Lastly, we would not have had the experience on the E Train that happened this morning when a Muslim woman, covered in black except for her eyes, called out, “Beautiful lady, come sit by your husband.” I moved to sit by Laurence. The woman stood by me, asking about my faith. I explained that I’m a Christian. “Have you heard of Mennonites?”

“Once, about five years ago a woman named Sonia tried to explain to me.”

Sonia. I know Sonia. The same Sonia who lives far from where we’re riding the train. God’s providence caused us to miss a train, so we could ride this train and visit with this sweet lady. God’s amazing providence kept me ‘childless’ so that I would be blessed with this amazing life.

You too are being led into beautiful places by God’s loving providence.

Berniece

Tibet

Dear Stranger on the R Train,

You sat across from me reading a book. I sneaked a peek at the title and saw it was, Seven Years in Tibet. As I rode, across from you, I googled the book reviews. The five-star ratings along with the acclaim caused me to request it from the local library.

It is a travel book written by Austrian mountaineer and Nazi SS sergeant Heinrich Harrer based on his real life experiences in Tibet between 1944 and 1951 during the Second World War. How strange is that?!

I recognized you as being Tibetan. After asking you if the book is good; you told me that it is, and  said, “I was born in India. My story is complicated.”

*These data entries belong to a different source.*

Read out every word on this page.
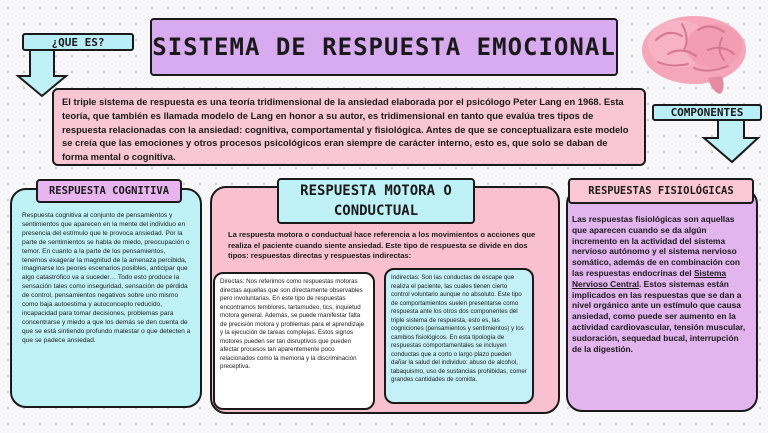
SISTEMA DE RESPUESTA EMOCIONAL
¿QUE ES?
COMPONENTES
El triple sistema de respuesta es una teoría tridimensional de la ansiedad elaborada por el psicólogo Peter Lang en 1968. Esta teoría, que también es llamada modelo de Lang en honor a su autor, es tridimensional en tanto que evalúa tres tipos de respuesta relacionadas con la ansiedad: cognitiva, comportamental y fisiológica. Antes de que se conceptualizara este modelo se creía que las emociones y otros procesos psicológicos eran siempre de carácter interno, esto es, que solo se daban de forma mental o cognitiva.
RESPUESTA COGNITIVA
Respuesta cognitiva al conjunto de pensamientos y sentimientos que aparecen en la mente del individuo en presencia del estímulo que le provoca ansiedad. Por la parte de sentimientos se habla de miedo, preocupación o temor. En cuanto a la parte de los pensamientos, tenemos exagerar la magnitud de la amenaza percibida, imaginarse los peores escenarios posibles, anticipar que algo catastrófico va a suceder… Todo esto produce la sensación tales como inseguridad, sensación de pérdida de control, pensamientos negativos sobre uno mismo como baja autoestima y autoconcepto reducido, incapacidad para tomar decisiones, problemas para concentrarse y miedo a que los demás se den cuenta de que se está sintiendo profundo malestar o que detecten a que se padece ansiedad.
RESPUESTA MOTORA O CONDUCTUAL
La respuesta motora o conductual hace referencia a los movimientos o acciones que realiza el paciente cuando siente ansiedad. Este tipo de respuesta se divide en dos tipos: respuestas directas y respuestas indirectas:
Directas: Nos referimos como respuestas motoras directas aquellas que son directamente observables pero involuntarias. En este tipo de respuestas encontramos temblores, tartamudeo, tics, inquietud motora general. Además, se puede manifestar falta de precisión motora y problemas para el aprendizaje y la ejecución de tareas complejas. Estos signos motores pueden ser tan disruptivos que pueden afectar procesos tan aparentemente poco relacionados como la memoria y la discriminación preceptiva.
Indirectas: Son las conductas de escape que realiza el paciente, las cuales tienen cierto control voluntario aunque no absoluto. Este tipo de comportamientos suelen presentarse como respuesta ante los otros dos componentes del triple sistema de respuesta, esto es, las cogniciones (pensamientos y sentimientos) y los cambios fisiológicos. En esta tipología de respuestas comportamentales se incluyen conductas que a corto o largo plazo pueden dañar la salud del individuo: abuso de alcohol, tabaquismo, uso de sustancias prohibidas, comer grandes cantidades de comida.
RESPUESTAS FISIOLÓGICAS
Las respuestas fisiológicas son aquellas que aparecen cuando se da algún incremento en la actividad del sistema nervioso autónomo y el sistema nervioso somático, además de en combinación con las respuestas endocrinas del Sistema Nervioso Central. Estos sistemas están implicados en las respuestas que se dan a nivel orgánico ante un estímulo que causa ansiedad, como puede ser aumento en la actividad cardiovascular, tensión muscular, sudoración, sequedad bucal, interrupción de la digestión.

I asked if like the Dalai Lama your family was exiled to India.

“Yes,” you replied. “I’ve never seen my country that’s why I’m reading this book.”

I am interested in you. I care about your people. They are my neighbors. Your restaurants are around us. You dance in the nearby playground. Thanks to you, I now know you dance on Wednesdays because it is the day when the Dalai was born. I see the prayer flags. I enjoy momos, those delicious little dumplings. Your people smile a lot. They make caring and friendly nurses at Elmhurst Hospital.

Your slogan is, “Free Tibet.” Because Tibet isn’t free, you live by me. I like this. I ate Yak Sha Bakleb (yak meat dumpling) this evening at the Queens Night Market because of meeting you on the train early this morning.

“You will really enjoy the book,” you told me as the doors opened at Roosevelt Island, and I stepped off the train.

I’ll long remember the conversation. Thank you!

Berniece, a conservative Mennonite woman who’s interested in the peoples of the world.